Czech Republic Shouldn’t Rush to Euro ‘Umbrella’, Hampl Says

By James M. Gomez and Douglas Lytle (Bloomberg, 28.7.2009)

Czech policy maker Mojmir Hampl warned against rushing under the “umbrella” of the euro because the central bank’s monetary policies are “credible” and will help revive economic growth.

“As long as the authority is able to have a reasonably credible monetary policy, it doesn’t make much sense to hurry into the euro zone,” said Vice Governor Hampl, 34, in an interview at the Prague-based Ceska Narodni Banka yesterday.

The Czech Republic is the only eastern state in the European Union to shun setting a target date, while others want to enter the euro region as quickly as possible after the global recession rocked their economies. Hampl said the common currency shouldn’t be used as a safe haven and countries that are clamoring most to get in may be the least ready to be members.

Of the 10 former communist nations to join the EU since 2004, only Slovenia, a former Yugoslav federation, and Slovakia, once part of the defunct Czechoslovakia, use the common currency. The Czechs meet all criteria for switching currencies, a requirement of their EU membership, except for the fiscal deficit, which is seen at 5.5 percent of gross domestic product this year, well above the 3 percent limit.

The Baltic states of Lithuania, Latvia and Estonia, whose pegs to the euro in the exchange-rate mechanism leave them without the ability to control their own currencies or inflation, are buried in the EU’s worst recessions.

Baltic Crash

Lithuania’s GDP contracted 22.4 percent in the second quarter, the deepest in the 27-nation EU, while Latvia’s economy shrank 18 percent in the first quarter and Estonia’s 15.1 percent.
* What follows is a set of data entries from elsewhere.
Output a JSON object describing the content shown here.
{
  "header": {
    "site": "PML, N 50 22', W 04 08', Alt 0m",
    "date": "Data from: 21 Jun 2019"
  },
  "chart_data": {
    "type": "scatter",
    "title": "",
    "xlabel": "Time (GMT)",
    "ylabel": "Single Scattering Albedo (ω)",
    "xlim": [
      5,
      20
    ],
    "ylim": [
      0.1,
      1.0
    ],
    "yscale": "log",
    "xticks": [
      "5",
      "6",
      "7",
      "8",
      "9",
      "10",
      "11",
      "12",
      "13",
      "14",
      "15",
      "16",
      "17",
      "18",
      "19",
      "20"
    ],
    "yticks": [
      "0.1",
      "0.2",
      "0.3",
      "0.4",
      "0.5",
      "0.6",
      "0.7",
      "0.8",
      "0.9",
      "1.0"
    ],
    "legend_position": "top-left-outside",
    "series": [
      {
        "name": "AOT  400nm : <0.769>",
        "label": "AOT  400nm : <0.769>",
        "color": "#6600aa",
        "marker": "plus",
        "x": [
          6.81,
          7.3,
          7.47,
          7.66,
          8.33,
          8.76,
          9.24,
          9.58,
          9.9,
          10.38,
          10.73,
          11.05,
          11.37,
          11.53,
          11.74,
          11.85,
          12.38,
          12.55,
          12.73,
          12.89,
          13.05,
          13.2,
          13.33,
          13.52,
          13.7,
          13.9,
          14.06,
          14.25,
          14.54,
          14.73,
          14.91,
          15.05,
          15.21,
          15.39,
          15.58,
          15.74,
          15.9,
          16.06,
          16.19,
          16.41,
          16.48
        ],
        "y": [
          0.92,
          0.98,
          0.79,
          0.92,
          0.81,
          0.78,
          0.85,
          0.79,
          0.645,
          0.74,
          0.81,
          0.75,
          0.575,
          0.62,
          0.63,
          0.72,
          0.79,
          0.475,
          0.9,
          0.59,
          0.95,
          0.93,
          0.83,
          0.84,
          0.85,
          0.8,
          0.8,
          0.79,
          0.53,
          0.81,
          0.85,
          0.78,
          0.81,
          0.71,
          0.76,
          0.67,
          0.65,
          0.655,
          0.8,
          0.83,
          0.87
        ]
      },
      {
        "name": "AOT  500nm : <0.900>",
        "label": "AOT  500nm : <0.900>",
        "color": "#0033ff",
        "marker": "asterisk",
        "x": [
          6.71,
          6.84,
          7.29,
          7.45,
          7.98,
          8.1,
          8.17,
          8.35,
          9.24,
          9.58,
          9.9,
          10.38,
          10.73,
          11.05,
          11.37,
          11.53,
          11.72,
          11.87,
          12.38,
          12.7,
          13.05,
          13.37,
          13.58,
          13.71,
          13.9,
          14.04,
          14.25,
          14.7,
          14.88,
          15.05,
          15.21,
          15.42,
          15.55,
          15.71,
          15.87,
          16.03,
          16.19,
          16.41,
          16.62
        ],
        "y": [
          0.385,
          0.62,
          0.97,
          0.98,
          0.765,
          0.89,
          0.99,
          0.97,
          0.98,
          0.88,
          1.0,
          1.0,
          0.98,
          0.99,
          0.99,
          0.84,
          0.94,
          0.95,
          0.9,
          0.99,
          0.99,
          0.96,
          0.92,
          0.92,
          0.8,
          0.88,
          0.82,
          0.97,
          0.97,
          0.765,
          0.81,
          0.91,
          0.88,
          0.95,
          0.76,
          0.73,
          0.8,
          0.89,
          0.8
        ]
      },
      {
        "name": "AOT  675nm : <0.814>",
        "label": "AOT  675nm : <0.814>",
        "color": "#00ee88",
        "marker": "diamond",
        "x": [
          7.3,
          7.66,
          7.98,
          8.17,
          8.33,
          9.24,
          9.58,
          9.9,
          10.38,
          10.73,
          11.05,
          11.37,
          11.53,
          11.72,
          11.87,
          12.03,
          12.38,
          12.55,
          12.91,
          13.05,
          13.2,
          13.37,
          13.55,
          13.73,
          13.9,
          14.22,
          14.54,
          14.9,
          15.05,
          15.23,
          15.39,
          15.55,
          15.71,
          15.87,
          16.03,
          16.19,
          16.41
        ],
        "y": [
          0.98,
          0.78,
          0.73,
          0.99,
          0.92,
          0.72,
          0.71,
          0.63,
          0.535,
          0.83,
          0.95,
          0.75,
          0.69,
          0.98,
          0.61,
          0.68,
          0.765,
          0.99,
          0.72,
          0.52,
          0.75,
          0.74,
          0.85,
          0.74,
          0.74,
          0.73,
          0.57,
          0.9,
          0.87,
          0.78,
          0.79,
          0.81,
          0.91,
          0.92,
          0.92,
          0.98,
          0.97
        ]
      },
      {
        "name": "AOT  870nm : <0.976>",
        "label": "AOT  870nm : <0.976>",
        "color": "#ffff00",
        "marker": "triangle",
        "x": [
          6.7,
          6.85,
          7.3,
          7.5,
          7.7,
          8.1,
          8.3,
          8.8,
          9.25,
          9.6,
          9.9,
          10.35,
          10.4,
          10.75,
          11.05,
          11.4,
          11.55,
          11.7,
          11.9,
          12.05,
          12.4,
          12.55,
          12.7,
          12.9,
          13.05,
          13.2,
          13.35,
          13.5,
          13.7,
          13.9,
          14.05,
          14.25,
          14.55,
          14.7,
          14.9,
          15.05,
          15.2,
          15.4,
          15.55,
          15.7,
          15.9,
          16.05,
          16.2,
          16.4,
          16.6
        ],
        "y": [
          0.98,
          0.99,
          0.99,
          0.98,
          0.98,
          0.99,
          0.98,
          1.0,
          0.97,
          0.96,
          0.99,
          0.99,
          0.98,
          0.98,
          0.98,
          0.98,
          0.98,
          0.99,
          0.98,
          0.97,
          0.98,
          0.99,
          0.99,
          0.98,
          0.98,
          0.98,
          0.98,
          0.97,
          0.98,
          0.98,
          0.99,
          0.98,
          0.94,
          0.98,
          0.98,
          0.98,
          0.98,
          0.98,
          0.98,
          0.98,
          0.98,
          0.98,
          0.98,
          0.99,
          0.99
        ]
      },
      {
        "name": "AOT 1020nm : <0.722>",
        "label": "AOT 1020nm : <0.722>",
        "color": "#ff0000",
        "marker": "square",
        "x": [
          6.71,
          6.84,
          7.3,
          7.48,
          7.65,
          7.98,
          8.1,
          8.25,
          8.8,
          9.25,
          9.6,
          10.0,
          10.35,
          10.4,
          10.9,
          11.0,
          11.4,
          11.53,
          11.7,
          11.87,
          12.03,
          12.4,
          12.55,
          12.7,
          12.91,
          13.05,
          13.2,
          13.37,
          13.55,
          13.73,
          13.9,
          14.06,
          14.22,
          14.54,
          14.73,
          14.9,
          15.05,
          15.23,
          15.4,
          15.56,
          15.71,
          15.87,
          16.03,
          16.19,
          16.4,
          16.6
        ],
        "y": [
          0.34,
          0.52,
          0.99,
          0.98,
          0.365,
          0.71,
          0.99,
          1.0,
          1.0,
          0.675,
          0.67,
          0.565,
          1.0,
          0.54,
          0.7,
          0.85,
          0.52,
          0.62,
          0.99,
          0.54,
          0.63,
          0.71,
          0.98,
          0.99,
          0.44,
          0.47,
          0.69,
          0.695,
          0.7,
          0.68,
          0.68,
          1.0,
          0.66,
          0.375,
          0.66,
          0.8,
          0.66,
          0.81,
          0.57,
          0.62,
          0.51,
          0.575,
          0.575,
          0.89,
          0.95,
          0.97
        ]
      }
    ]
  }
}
Making the currency switch by about 2012, authorities there argue, would shield them from future economic shocks after the worst downturn since their independence from the Soviet Union. The Czech economy will decline 4.3 percent in 2009, the Finance Ministry said on July 22.

At the same time, Polish Prime Minister Donald Tusk and central bank Governor Slawomir Skrzypek are locked in a dispute about whether Tusk’s plan to adopt the euro by 2012 is too aggressive. Fitch Ratings on April 16 forecast an adoption date for the Czech Republic of 2014.

Hampl said picking a date is a political decision and the Czech Republic would be correct in taking its time. At the same time, the koruna has been gaining on the euro, rising 5.5 percent since the beginning of the year, which he said is within “fundamentals.”

‘Big Umbrella’

“I would be only happy if we can retain the ability to think about the timing from more than the need to hide under a bigger umbrella,” said Hampl, 34. “I want this umbrella that works here, this smaller umbrella, to work at least for some time until a big part of the” Czech Republic’s economic “convergence is over. It leaves some room to maneuver.”

Prime Minister Jan Fischer said on May 12 he wouldn’t set a target date during his term as head of the caretaker government. The previous government of former Premier Mirek Topolanek was supposed to announce a date on Nov. 1.

“For me the timing is not a question of life and death,” Hampl said. “The questions of life and death are the macroeconomic policies in this country in the years to come, and macroeconomic stability.”

Hampl also said he is leaning toward holding the Czech benchmark interest rate unchanged at a record-low 1.5 percent when policy makers meet on Aug. 6.

Quarterly Forecast

The central bank on the same day will also release its next quarterly economic forecasts, which may show that the future is a “bit brighter” than it did a “couple of weeks and months ago and the past is a “bit darker” than previous predictions.

“I don’t want to be strict, but generally speaking at this point, I’m not convinced deeply that we should further ease” monetary policy, he said.

Five of nine economists polled by Bloomberg predicted the two-week repurchase rate will be held, while four believe it will be cut by a quarter of a percentage point.

The economic recession, which pushed the Czech economy down 3.4 percent in the first quarter, has also tamed inflation, which has fallen to 1.2 percent in June from 7.5 percent in January 2008, pushing it below the central bank’s midpoint inflation target of 3 percent.

“Inflation expectations are well anchored here and I do not seem to believe that there are any big risks either on the pro-inflationary or the anti-inflationary front,” he said. “So I don’t see any reason to change the general feeling we don’t have to bother about the inflation target.”